Jusqu’au XIXe siècle, l’information est strictement contrôlée par l’État : la possibilité d’un débat public est donc limitée.
Avec l’instauration de la IIIe République en 1870, le mouvement pour une plus grande liberté de la presse s’intensifie. Cela aboutit à la loi de 1881 sur la liberté de la presse, qui supprime notamment la censure et les délits d’opinion.
- La censure désigne le fait d’interdire la publication d’un ouvrage ou d’un article, parce qu’il critique le pouvoir en place.
- La censure est donc profondément antidémocratique, puisqu’elle limite l’expression des différentes opinions.
- Le délit d’opinion est une infraction : il consiste en l’expression d’une opinion politique ou religieuse contraire à ce que la loi permet.
- Par la loi sur la liberté de la presse, l’information devient indépendante de l’État et la liberté d’opinion est définitivement instaurée.
Sur le plan du progrès social et technique, la hausse du taux d’alphabétisation et le développement des médias de masse (la radio, à partir de 1921, la télévision à partir de 1949 et Internet à haut débit à la fin du XXe siècle) ont contribué à démocratiser l’information pour tous les citoyens, le débat public ne se cantonnant alors plus à une élite minoritaire dans la population.
Les médias sont aujourd’hui très nombreux et les supports se sont multipliés au cours du XXe siècle et du XXIe siècle : presse, radio, télévision, Internet, réseaux sociaux…
- On relèvera une stabilité des médias numériques qui, dans la dernière décennie, se sont durablement implantés dans les usages des Français. Si la consultation de la télévision est en baisse, elle reste toutefois le médium le plus utilisé, loin devant les réseaux sociaux pourtant en nette augmentation. Finalement c’est la presse écrite qui souffre le plus de la prédominance de ses homologues numériques.
Les médias sont une composante essentielle du débat public qu’ils contribuent à faire vivre avec l’apport d’informations.
Par leur pluralité et leur indépendance, ils rendent possible l’expression d’opinions et d’idées variées, voire contraires au pouvoir en place.
Les progrès techniques et sociaux depuis 1881 ont permis d’ouvrir largement l’accès à l’information. Cette démocratisation de l’information fait partie des conditions nécessaires au débat public.
Spécificité de la presse française
Spécificité de la presse française
Au XXe siècle, trois pays se distinguent tout particulièrement quant à la qualité de leur presse : les États-Unis, le Royaume-Uni et la France.

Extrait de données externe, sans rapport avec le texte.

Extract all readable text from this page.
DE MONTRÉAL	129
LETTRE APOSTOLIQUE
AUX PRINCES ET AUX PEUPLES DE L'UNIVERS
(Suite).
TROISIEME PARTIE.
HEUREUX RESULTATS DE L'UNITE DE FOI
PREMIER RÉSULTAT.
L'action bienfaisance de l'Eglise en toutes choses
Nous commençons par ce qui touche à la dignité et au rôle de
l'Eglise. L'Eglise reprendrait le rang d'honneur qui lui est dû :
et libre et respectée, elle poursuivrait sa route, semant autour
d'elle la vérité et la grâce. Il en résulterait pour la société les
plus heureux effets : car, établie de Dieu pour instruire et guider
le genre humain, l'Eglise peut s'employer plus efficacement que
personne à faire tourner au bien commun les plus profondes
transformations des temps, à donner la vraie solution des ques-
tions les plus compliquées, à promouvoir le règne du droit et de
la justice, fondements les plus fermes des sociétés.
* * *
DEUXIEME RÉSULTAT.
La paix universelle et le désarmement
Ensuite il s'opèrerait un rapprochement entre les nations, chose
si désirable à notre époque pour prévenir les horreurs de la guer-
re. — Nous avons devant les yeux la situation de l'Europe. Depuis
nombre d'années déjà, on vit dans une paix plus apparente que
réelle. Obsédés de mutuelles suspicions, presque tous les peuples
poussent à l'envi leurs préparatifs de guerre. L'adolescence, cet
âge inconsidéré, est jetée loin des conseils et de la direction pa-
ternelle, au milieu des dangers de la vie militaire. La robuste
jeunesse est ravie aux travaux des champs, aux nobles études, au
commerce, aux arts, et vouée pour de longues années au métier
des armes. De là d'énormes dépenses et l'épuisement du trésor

Toutefois, ce sont des modèles de presse différents qui se construisent : les Anglo-saxons privilégient en effet une approche factuelle et à volonté objective des sujets qu’ils traitent.
La France se distingue plutôt par une approche d’opinion, dans la tradition des écrivains français qui se font connaître dans le monde entier au XIXe siècle : Victor Hugo, Jules Verne ou encore Émile Zola.
C’est d’ailleurs ce dernier qui valide définitivement l’orientation engagée et politique de la presse française par son célèbre article « J’accuse », publié en 1898. Sous la forme d’une lettre ouverte au président de la République de l’époque, Félix Faure, le texte de Zola pointe du doigt l’antisémitisme latent de la société française de l’époque.
Émile Zola pourfendant l’armée au travers de « J’Accuse…! »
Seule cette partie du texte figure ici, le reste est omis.